During our Medieval studies, we began a science unit on botany - specifically on growing herbs. Since we already had a big herb garden planned for spring, we decided to purchase an AeroGarden light system to start the seeds.
..........unfortunately, there was a communication breakdown, and we ended up with two of them! They had different lights, though, and we decided to make it a science experiment. Just like in our Egypt study, it's time to work smarter, not harder!
The boys got the seeds planted and the water and nutrients started. It became one of their chores to keep the gardens tended, and to note how well each of them was growing, so that we could compare.In the meantime, we started bringing home old pallets from our food co-op. We plan to use these for various projects around the house (which we promise to show off later!), but two of them were designated as herb planters.
Herb Planter TutorialStart with your basic wooden pallet. Using a crowbar, rip out all of the vertical slats except the two outsides and the center slat. Paint your color of choice, if desired.
I'm sure there are cheaper ways to make the planters, but this was MUCH easier. We found a bag of reusable shopping bags at a garage sale for a dollar. There were fifteen bags in there, and they were perfect for our "pots." Cut the handles off the bags. I think the time saved on making all of those little planters was entirely worth a dollar!
If you're going to go this route, make sure that water runs through them (they're not coated with a water-resistant layer), or your plants will mold and rot.
Fold the bags on themselves until you have a baggie that fits so that it just hangs below the wooden horizontal slat. Using a staple gun, secure the bag to the pallet. Just staple, staple, staple away!
If desired, paint the name of which herbs will be in those planters. Since we are using this as a teaching tool, and we want the children to be confident about which herbs they are using in the kitchen, we opted to label our planters.

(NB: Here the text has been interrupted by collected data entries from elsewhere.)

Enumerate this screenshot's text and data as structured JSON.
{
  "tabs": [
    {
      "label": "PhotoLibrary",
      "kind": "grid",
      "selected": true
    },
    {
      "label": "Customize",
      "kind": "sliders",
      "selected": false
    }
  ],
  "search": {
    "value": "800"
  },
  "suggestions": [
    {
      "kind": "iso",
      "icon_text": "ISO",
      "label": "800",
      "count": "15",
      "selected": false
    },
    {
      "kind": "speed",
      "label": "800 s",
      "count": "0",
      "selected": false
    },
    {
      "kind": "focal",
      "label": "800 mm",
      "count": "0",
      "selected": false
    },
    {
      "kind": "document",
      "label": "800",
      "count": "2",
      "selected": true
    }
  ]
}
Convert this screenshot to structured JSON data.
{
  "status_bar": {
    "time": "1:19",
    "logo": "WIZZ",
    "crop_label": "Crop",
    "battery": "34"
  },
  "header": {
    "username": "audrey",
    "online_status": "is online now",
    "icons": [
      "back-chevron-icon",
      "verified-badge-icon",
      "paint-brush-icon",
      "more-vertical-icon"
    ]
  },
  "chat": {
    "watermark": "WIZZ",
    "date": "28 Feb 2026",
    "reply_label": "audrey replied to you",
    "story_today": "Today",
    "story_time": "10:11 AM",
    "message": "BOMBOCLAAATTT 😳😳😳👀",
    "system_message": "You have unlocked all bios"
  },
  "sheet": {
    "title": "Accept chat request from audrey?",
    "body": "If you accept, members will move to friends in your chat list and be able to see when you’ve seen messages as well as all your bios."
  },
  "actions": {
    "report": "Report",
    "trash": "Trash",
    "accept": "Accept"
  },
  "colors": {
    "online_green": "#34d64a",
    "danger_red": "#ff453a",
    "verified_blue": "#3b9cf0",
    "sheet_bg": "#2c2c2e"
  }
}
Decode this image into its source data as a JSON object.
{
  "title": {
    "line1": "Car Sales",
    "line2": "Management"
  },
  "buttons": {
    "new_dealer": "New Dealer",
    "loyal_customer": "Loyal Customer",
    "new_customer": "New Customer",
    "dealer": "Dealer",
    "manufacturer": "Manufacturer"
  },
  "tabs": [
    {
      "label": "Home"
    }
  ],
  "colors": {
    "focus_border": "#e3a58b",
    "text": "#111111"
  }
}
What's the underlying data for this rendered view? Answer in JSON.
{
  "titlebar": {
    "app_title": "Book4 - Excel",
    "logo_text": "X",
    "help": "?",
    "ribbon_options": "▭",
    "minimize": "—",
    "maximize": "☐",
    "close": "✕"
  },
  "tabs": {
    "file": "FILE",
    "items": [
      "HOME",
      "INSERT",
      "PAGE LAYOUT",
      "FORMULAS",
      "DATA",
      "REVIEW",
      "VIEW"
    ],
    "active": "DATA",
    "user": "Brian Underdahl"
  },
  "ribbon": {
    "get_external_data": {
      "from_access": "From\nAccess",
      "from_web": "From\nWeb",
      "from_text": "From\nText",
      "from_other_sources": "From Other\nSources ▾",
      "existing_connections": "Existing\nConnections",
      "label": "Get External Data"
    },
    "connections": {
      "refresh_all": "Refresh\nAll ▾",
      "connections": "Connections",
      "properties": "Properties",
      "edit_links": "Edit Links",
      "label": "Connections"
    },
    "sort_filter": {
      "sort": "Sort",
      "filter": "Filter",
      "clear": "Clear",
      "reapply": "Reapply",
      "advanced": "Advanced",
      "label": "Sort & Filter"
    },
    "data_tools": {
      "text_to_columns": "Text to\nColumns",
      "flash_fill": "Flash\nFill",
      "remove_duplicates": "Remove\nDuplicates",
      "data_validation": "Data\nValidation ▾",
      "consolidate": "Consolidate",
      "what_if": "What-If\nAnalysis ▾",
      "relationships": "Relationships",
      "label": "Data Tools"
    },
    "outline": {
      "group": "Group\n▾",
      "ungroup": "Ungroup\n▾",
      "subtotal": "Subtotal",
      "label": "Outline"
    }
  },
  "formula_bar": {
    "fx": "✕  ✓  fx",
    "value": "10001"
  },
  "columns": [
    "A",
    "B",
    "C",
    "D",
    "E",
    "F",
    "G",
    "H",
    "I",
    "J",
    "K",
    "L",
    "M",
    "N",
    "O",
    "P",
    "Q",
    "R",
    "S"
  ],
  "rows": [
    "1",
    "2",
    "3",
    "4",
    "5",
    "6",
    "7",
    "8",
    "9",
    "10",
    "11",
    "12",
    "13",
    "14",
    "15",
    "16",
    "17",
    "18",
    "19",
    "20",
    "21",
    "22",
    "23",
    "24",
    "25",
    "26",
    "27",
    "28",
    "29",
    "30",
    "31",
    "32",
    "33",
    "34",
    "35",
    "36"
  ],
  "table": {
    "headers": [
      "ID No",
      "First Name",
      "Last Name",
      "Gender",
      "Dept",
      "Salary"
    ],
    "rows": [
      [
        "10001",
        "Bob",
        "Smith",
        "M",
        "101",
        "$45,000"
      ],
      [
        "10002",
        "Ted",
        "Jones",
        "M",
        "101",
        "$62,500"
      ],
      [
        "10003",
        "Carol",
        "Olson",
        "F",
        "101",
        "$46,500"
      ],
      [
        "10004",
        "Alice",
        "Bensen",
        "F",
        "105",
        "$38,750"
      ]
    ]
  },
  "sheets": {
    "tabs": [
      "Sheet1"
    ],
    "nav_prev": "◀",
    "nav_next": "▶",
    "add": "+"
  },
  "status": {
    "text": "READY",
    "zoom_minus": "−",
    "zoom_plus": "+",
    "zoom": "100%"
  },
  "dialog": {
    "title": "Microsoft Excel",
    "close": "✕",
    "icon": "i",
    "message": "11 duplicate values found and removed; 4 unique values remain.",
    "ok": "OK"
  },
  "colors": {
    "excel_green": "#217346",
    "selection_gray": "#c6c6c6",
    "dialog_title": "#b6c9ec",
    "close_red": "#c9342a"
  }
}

Fill the bag planters with a combination of soil and peat moss, since that makes a good base. Plant your seeds or (in our case) transplant them from your seed starters.
We used another one of those pallets and a leftover plastic bin to create another raised bed...this one with onions and radishes. Remember when using raised beds that they need to be watered more frequently, since the roots won't reach into the ground water!
....in case you're curious, both versions of the system grew the plants at essentially the same rate.